As this is my first post here, let me start by saying what a great piece of software punbb. Thank you for creating it. There was a definite need in the php forum genre for something like this!

However, with the release of 1.2.11, I've noticed a bit of a problem with the detection of the users IP address. It's not a bug as such, just more of a problem. It hasn't personally been a problem for me, but I believe this could cause some minor issues with registration in future, as well as cause problems for a lot of existing users elsewhere.

I used to work for an ISP, and we used to get lots of complaints from customers because they could not access such and such a site. It turns out the forum software was incorrectly detecting their IP address. This happened, because these people were transparently being routed through proxy servers on their way out onto the web. So, the forum software was detecting the IP address of the proxy server, rather than that of the users machine. When you consider that the proxy servers could serve up to 50000 people or more, then it became a bit of a problem for the busier sites when 50 or so people couldn't access the forum because 1 user had been banned.

It's in the function get_remote_address().

The way around it, is instead of using $_SERVER['REMOTE_ADDR'], is to use $_SERVER['HTTP_X_FORWARDED_FOR'] if it exists.

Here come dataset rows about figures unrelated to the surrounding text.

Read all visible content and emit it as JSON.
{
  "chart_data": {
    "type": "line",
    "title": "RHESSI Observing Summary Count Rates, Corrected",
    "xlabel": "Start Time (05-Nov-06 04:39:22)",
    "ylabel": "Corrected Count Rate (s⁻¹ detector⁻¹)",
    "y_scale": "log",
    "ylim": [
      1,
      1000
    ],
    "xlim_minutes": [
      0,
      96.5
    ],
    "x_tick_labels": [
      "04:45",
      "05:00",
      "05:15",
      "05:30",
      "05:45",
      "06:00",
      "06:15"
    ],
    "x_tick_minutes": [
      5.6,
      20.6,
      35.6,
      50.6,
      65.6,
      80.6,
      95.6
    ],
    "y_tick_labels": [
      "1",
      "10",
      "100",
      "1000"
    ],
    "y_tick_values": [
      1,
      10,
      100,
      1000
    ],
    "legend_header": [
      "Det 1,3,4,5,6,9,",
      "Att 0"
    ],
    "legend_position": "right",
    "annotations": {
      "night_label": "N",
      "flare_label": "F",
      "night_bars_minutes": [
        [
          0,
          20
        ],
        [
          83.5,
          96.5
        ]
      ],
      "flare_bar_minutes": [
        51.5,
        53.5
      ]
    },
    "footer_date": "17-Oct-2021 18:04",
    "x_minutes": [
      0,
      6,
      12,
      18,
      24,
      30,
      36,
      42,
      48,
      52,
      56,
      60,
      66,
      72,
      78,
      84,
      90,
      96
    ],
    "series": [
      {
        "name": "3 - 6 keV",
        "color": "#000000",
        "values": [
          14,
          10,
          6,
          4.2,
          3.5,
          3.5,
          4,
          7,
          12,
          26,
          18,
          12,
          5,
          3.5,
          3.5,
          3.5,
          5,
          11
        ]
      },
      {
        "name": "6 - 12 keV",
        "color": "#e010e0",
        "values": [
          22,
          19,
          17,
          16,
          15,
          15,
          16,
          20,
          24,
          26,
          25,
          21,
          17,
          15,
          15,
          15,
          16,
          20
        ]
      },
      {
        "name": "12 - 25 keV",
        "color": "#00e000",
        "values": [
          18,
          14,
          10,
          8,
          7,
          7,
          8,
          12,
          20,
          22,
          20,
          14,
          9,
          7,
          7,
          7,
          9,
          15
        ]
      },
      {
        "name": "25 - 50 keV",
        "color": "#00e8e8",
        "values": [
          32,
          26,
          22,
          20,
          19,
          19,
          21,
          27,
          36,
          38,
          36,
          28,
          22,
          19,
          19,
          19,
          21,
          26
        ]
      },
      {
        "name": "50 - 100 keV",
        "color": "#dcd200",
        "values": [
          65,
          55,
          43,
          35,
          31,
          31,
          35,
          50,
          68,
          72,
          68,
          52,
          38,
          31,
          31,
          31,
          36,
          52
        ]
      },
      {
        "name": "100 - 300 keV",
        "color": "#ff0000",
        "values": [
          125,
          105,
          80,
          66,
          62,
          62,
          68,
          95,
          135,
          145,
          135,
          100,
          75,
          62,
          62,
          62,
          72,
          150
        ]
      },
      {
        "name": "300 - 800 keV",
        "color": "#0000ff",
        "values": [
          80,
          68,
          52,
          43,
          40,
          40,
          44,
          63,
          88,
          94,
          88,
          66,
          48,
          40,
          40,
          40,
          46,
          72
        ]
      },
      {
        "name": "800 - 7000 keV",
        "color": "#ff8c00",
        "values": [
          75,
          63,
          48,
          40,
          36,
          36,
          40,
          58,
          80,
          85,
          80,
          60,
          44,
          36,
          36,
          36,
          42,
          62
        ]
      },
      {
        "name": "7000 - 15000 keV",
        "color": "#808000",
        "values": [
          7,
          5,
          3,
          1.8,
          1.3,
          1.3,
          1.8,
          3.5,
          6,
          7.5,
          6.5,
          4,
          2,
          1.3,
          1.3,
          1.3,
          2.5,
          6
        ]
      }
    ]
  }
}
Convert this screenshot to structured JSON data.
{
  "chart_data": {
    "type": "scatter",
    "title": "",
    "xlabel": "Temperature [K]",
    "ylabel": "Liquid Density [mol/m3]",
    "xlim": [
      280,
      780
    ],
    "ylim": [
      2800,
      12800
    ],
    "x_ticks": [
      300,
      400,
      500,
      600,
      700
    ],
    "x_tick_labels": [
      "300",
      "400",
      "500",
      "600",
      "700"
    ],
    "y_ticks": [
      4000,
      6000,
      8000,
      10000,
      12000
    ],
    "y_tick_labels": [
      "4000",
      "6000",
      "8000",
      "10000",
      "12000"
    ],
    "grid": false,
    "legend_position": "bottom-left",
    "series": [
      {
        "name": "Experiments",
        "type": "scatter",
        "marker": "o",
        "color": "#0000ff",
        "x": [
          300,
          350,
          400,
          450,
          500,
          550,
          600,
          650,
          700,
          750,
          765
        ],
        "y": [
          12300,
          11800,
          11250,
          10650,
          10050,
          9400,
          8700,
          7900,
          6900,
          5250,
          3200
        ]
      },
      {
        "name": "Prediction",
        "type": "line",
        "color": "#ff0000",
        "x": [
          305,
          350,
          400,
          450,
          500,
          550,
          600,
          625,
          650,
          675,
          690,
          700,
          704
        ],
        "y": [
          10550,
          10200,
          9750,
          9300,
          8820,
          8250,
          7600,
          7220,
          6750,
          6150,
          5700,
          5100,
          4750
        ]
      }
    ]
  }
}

If it doesn't, then revert to $_SERVER['REMOTE_ADDR'].

i.e. in functions.php, replace:



function get_remote_address()
{
    return $_SERVER['REMOTE_ADDR'];
}




with something like:


function get_remote_address()
{
    if ($_SERVER['HTTP_X_FORWARDED_FOR'])
    {
        return $_SERVER['HTTP_X_FORWARDED_FOR']
    }
    else
    {
        return $_SERVER['REMOTE_ADDR'];
    }
}

If you need me to demostrate the problem, then I can do so, but let me know as I'll need to use a different machine on a different connection as my current one is not proxied.

Cheers. smile

Re: get_remote_address() - incorrectly detecting users IP address

It seems your solution has been removed in 1.2.10 :S I have it in my 1.2.7 functions.php

3 (edited by Smartys 2006-02-28 22:06)

Re: get_remote_address() - incorrectly detecting users IP address

It was removed because it is simple for, say, a hacker to spoof his IP address using X_FORWARDED_FOR. Thus, it shouldn't be relied upon. You can, of course, write a mod to store both IPs

But get_remote_address() is detecting IPs just fine smile

And as for the exact change:
http://dev.punbb.org/changeset/286

Re: get_remote_address() - incorrectly detecting users IP address

OK fair enough.

I don't know how many ISP's use transparent proxies throughout the world, but for any that do, this could cause a problem ( I know there's at least several million people in the UK who are proxied this way).

Cheers

Re: get_remote_address() - incorrectly detecting users IP address

danoob wrote:

OK fair enough.

I don't know how many ISP's use transparent proxies throughout the world, but for any that do, this could cause a problem ( I know there's at least several million people in the UK who are proxied this way).

Cheers

That's true, but relying solely on it is the wrong thing to do smile
Like I said, if it becomes enough of an issue for someone, I'm sure a mod can be written to store both IPs

Re: get_remote_address() - incorrectly detecting users IP address

as the php manual says, the $_SERVER['remote_addr'] is not reliable for exactly that reason. As soon as you go through a new server, you are no longer being seen from your ip, and only the ip of the server. This is why proxies were invented and being used.

Re: get_remote_address() - incorrectly detecting users IP address

Thing is, REMOTE_ADDR is less reliable in that it can be assigned to several users, but it's more reliable in that it's a lot harder to spoof.

"Programming is like sex: one mistake and you have to support it for the rest of your life."